What does it take to be a successful leading ballerina?
It’s more than just dancing at a higher level. You have to remember it’s not only about you, even if you’re in the spotlight. You must share yourself with the whole company. You gather that energy so they’re involved with you, so there’s a dialogue. Then it becomes more real and exciting for the audience.
Is there anything about your body you’d change?
Basically I’m pretty happy, except I’m quite tall and it’s been a challenge to find the right partners. I’d hoped to dance Cranko’s The Taming of the Shrew. Reid Anderson was staging it. He told me, “I love your dancing. I love your acting. But the way some of the pas de deux are choreographed, it would just be impossible.”
Do you have a dance idol?
Sylvie Guillem. She has a great sense of ease when she dances. I’d seen her dance in classical works before, but when I first saw her in a contemporary piece in my teens, she almost looked like a different dancer. Every movement, although abstract, made sense.
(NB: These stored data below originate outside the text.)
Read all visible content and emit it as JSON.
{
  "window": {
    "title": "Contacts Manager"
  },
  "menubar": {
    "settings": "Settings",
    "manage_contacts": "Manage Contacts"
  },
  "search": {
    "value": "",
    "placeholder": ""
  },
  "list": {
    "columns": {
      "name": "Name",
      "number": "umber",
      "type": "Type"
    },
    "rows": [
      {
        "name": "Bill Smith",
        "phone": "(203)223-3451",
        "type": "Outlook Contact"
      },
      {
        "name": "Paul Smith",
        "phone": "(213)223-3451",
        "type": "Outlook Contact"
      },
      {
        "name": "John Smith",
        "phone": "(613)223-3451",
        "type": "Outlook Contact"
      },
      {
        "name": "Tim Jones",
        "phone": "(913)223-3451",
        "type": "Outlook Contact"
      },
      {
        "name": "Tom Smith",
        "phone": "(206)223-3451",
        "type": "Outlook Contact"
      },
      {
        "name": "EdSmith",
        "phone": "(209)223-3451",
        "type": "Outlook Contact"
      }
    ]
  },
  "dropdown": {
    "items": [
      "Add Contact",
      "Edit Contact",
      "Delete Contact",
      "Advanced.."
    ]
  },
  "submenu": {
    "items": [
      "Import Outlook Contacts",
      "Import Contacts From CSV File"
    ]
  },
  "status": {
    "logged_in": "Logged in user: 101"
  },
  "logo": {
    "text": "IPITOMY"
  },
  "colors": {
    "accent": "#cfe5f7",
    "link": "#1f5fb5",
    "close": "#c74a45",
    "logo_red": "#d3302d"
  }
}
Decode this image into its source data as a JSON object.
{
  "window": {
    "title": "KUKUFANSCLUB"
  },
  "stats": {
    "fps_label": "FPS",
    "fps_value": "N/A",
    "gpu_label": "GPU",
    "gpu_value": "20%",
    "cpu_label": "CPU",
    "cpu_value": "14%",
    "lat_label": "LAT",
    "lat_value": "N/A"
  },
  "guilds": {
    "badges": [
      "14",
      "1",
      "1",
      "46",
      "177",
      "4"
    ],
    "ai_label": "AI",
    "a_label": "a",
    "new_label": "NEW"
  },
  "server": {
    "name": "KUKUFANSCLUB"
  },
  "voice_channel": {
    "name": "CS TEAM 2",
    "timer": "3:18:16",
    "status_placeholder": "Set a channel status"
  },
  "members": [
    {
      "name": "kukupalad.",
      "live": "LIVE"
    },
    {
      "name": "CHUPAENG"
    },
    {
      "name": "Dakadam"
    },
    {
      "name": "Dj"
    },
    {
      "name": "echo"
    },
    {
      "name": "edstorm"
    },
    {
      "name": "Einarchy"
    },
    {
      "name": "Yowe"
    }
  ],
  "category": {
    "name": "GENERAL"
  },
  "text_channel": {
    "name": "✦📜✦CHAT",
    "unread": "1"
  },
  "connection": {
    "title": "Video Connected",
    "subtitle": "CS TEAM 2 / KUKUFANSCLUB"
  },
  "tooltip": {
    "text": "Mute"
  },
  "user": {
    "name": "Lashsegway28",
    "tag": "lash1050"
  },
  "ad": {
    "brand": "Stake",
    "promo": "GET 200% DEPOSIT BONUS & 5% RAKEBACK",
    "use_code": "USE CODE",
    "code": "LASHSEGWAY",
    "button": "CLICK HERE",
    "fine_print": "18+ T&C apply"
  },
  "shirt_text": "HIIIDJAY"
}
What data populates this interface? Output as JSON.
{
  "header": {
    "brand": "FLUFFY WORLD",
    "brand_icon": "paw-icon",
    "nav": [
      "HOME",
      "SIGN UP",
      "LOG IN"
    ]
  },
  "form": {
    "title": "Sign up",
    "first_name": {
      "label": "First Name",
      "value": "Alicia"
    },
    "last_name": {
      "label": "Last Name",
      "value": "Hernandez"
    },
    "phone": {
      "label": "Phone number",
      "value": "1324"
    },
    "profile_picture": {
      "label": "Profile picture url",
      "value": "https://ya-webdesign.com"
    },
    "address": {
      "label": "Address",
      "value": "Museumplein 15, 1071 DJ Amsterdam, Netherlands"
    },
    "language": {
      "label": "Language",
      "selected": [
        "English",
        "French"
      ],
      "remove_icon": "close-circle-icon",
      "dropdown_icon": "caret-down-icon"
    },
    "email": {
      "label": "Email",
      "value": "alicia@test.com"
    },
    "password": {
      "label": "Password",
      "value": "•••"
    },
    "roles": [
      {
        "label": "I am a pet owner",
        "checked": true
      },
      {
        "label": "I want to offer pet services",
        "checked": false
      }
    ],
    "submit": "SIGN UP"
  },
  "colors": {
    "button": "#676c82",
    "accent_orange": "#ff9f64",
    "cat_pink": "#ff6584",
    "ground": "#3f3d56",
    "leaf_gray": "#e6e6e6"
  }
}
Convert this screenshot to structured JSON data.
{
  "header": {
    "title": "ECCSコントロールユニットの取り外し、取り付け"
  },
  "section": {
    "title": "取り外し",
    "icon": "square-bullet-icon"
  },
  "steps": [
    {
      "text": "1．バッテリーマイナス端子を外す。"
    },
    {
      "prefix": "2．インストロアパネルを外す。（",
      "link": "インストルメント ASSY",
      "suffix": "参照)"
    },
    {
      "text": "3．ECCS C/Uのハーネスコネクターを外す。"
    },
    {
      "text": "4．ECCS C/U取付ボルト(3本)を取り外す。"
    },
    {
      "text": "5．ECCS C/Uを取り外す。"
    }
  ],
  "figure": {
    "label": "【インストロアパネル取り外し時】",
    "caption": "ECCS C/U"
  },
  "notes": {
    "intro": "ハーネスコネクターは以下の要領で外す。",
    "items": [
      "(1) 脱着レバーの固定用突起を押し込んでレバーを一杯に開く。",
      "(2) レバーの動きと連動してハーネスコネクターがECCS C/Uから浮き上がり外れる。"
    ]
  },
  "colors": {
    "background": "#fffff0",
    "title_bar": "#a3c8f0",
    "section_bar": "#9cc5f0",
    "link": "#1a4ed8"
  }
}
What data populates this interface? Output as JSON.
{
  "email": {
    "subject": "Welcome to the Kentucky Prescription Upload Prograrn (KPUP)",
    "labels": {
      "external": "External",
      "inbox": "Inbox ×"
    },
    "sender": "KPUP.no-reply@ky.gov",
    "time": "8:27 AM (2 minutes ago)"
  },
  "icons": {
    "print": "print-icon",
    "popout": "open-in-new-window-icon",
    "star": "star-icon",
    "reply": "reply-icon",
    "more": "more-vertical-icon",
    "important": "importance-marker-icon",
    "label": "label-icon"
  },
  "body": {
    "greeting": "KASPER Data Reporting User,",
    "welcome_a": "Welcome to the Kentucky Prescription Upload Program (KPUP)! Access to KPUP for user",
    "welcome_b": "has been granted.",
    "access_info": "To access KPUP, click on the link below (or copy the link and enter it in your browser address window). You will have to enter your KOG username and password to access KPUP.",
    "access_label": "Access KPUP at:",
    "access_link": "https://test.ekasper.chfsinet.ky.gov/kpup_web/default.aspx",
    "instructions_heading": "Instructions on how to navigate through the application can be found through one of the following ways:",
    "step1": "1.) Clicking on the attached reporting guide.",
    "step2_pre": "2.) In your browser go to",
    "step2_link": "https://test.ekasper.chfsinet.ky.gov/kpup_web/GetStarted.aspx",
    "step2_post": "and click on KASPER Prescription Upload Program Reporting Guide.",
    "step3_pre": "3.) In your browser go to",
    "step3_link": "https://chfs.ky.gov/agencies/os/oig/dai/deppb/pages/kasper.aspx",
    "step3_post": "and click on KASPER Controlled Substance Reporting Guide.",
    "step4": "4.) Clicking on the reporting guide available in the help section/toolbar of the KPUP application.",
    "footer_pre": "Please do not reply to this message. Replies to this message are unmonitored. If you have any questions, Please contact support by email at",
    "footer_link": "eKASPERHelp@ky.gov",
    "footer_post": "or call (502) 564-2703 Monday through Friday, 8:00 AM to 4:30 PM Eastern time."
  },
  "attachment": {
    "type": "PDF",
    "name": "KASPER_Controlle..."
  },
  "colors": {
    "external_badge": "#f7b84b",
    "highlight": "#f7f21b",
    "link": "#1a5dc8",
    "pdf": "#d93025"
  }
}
Any special pointe shoe tips?
I sew a yarn semi-circle around the front edge of the toe so that I don’t go over my shoes too far.
What’s your favorite relaxation?
I love cooking. When I’m at a restaurant and order something delicious I try to figure out the flavors. I go home and see if I can make it. But I don’t use recipes. That’s why I can’t bake.
Any private indulgences?
I have a weakness for handbags. I have quite a collection. My husband will ask, “You got a new bag?” and I’ll say, “No, I’ve had it a while. It’s just that you’ve never seen it before.”
How did becoming a mother affect your dancing?
Taking time off to have my daughter Ava, who’s now six, gave me a chance to reflect. It made me realize just how precious dancing is to me. Being a mom, having that responsibility, has made me more mature and true to myself as a ballerina.